Sebelum mesin kueri pihak ketiga dapat menggunakan operasi API integrasi aplikasi, Anda perlu mengaktifkan izin secara eksplisit untuk mesin kueri untuk memanggil operasi API atas nama Anda. Ini dilakukan dalam beberapa langkah:
-
Anda perlu menentukan AWS akun dan tag sesi IAM yang memerlukan izin untuk memanggil operasi API integrasi aplikasi melalui AWS Lake Formation konsol, AWS CLI atau API/SDK.
-
Saat mesin kueri pihak ketiga mengasumsikan peran eksekusi di akun Anda, mesin kueri harus melampirkan tag sesi yang terdaftar di Lake Formation yang mewakili mesin pihak ketiga. Lake Formation menggunakan tag ini untuk memvalidasi bahwa jika permintaan berasal dari mesin yang disetujui. Untuk informasi selengkapnya tentang tag sesi, lihat Tag sesi di Panduan Pengguna IAM.
-
Saat menyiapkan peran eksekusi mesin kueri pihak ketiga, Anda harus memiliki kumpulan izin minimum berikut dalam kebijakan IAM:
{ "Version": "2012-10-17", "Statement": {"Effect": "Allow", "Action": [ "lakeformation:GetDataAccess", "glue:GetTable", "glue:GetTables", "glue:GetDatabase", "glue:GetDatabases", "glue:CreateDatabase", "glue:GetUserDefinedFunction", "glue:GetUserDefinedFunctions", "glue:GetPartition", "glue:GetPartitions" ], "Resource": "*" } } -
Siapkan kebijakan kepercayaan peran pada peran eksekusi mesin kueri untuk memiliki kontrol akses yang baik pada pasangan nilai kunci tag sesi mana yang dapat dilampirkan ke peran ini. Dalam contoh berikut, peran ini hanya diperbolehkan untuk memiliki kunci tag sesi
"LakeFormationAuthorizedCaller"dan nilai"engine1"tag sesi yang akan dilampirkan, dan tidak ada pasangan nilai kunci tag sesi lainnya yang diizinkan.{ "Sid": "AllowPassSessionTags", "Effect": "Allow", "Principal": { "AWS": "arn:aws:iam::111122223333:role/query-execution-role" }, "Action": "sts:TagSession", "Condition": { "StringLike": { "aws:RequestTag/LakeFormationAuthorizedCaller":"engine1"} } }
Saat LakeFormationAuthorizedCaller memanggil operasi STS: AssumeRole API untuk mengambil kredensional untuk mesin kueri yang akan digunakan, tag sesi harus disertakan dalam permintaan. AssumeRole Kredensi sementara yang dikembalikan dapat digunakan untuk membuat Lake Formation permintaan API integrasi aplikasi.

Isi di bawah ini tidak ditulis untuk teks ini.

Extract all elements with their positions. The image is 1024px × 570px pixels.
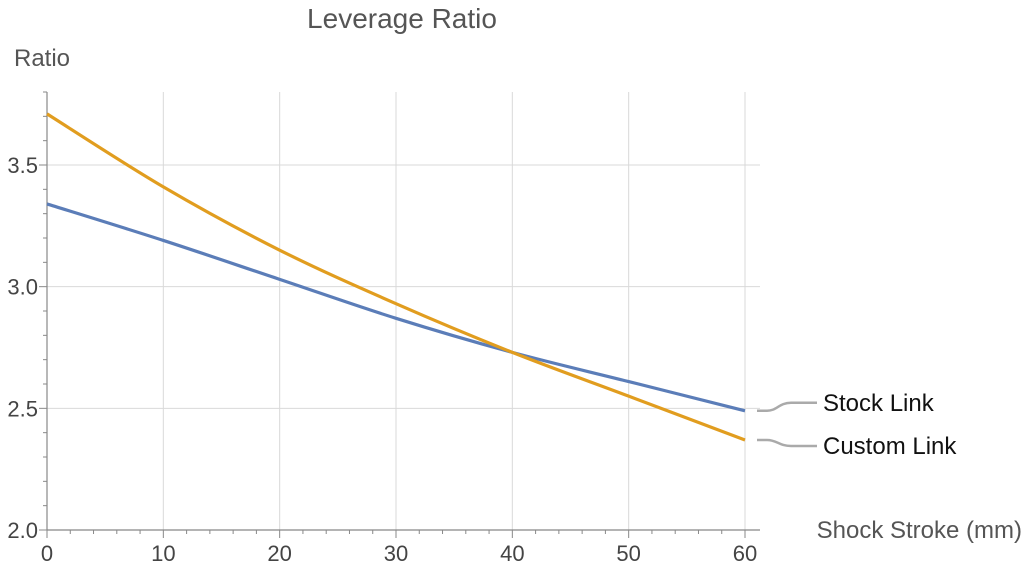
x-tick-label: 50 — [616, 541, 640, 566]
stock-link-legend-label: Stock Link — [823, 390, 935, 417]
x-tick-label: 20 — [267, 541, 291, 566]
y-axis-label: Ratio — [14, 45, 70, 72]
x-tick-label: 10 — [151, 541, 175, 566]
x-tick-label: 0 — [41, 541, 53, 566]
x-tick-label: 40 — [500, 541, 524, 566]
chart-title: Leverage Ratio — [307, 3, 497, 34]
y-tick-label: 3.5 — [7, 153, 38, 178]
custom-link-legend-connector — [757, 438, 817, 448]
axes — [46, 92, 760, 531]
x-tick-label: 30 — [384, 541, 408, 566]
x-tick-label: 60 — [733, 541, 757, 566]
stock-link-legend-connector — [757, 401, 817, 413]
grid — [47, 92, 760, 530]
stock-link-line — [46, 202, 746, 413]
y-tick-label: 2.0 — [7, 518, 38, 543]
custom-link-legend-label: Custom Link — [823, 433, 957, 460]
y-tick-label: 2.5 — [7, 396, 38, 421]
ticks: 0 10 20 30 40 50 60 2.0 2.5 3.0 3.5 — [7, 91, 757, 566]
y-tick-label: 3.0 — [7, 275, 38, 300]
x-axis-label: Shock Stroke (mm) — [817, 517, 1022, 544]
legend: Stock Link Custom Link — [757, 390, 957, 460]
custom-link-line — [46, 112, 746, 442]
series — [46, 112, 746, 442]
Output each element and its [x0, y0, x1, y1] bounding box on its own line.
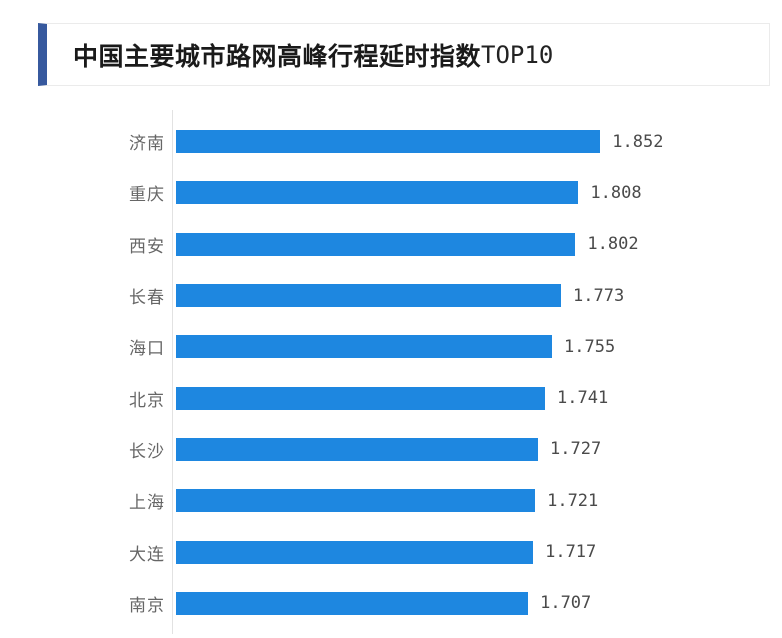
value-label: 1.852	[612, 131, 664, 152]
category-label: 长春	[129, 288, 165, 308]
category-label: 北京	[129, 390, 165, 410]
chart-header: 中国主要城市路网高峰行程延时指数 TOP10	[38, 23, 770, 86]
value-label: 1.721	[547, 490, 599, 511]
value-label: 1.741	[557, 388, 609, 409]
bar	[176, 591, 529, 615]
page-title: 中国主要城市路网高峰行程延时指数	[73, 42, 482, 71]
value-label: 1.707	[540, 593, 592, 614]
bar	[176, 489, 536, 513]
bar-chart: 济南 1.852 重庆 1.808 西安 1.802 长春 1.773 海口 1.755 北京 1.7…	[0, 110, 782, 638]
chart-row: 西安 1.802	[0, 219, 782, 270]
chart-row: 长春 1.773	[0, 270, 782, 321]
chart-row: 北京 1.741	[0, 372, 782, 423]
page-title-suffix: TOP10	[481, 40, 554, 69]
category-label: 南京	[129, 595, 165, 615]
bar	[176, 335, 552, 359]
chart-row: 大连 1.717	[0, 526, 782, 577]
bar	[176, 540, 534, 564]
value-label: 1.808	[590, 182, 642, 203]
category-label: 大连	[129, 544, 165, 564]
bar	[176, 386, 545, 410]
value-label: 1.727	[550, 439, 602, 460]
bar	[176, 284, 561, 308]
category-label: 西安	[129, 236, 165, 256]
category-label: 重庆	[129, 185, 165, 205]
chart-row: 长沙 1.727	[0, 424, 782, 475]
chart-row: 济南 1.852	[0, 116, 782, 167]
category-label: 长沙	[129, 441, 165, 461]
bar	[176, 232, 576, 256]
value-label: 1.717	[545, 542, 597, 563]
chart-row: 南京 1.707	[0, 578, 782, 629]
y-axis-line	[172, 110, 173, 634]
value-label: 1.773	[573, 285, 625, 306]
chart-row: 海口 1.755	[0, 321, 782, 372]
category-label: 海口	[129, 339, 165, 359]
bar	[176, 181, 579, 205]
category-label: 上海	[129, 493, 165, 513]
chart-rows: 济南 1.852 重庆 1.808 西安 1.802 长春 1.773 海口 1.755 北京 1.7…	[0, 116, 782, 629]
category-label: 济南	[129, 134, 165, 154]
bar	[176, 437, 538, 461]
chart-row: 上海 1.721	[0, 475, 782, 526]
bar	[176, 130, 601, 154]
chart-row: 重庆 1.808	[0, 167, 782, 218]
value-label: 1.755	[564, 336, 616, 357]
value-label: 1.802	[587, 234, 639, 255]
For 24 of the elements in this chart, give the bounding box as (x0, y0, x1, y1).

Lake Formation operasi API integrasi aplikasi memerlukan prinsipal panggilan untuk menjadi peran IAM. Peran IAM harus menyertakan tag sesi dengan nilai yang telah ditentukan sebelumnya yang telah didaftarkan Lake Formation. Tag ini memungkinkan Lake Formation untuk memverifikasi bahwa peran yang digunakan untuk memanggil operasi API integrasi aplikasi diizinkan untuk melakukannya.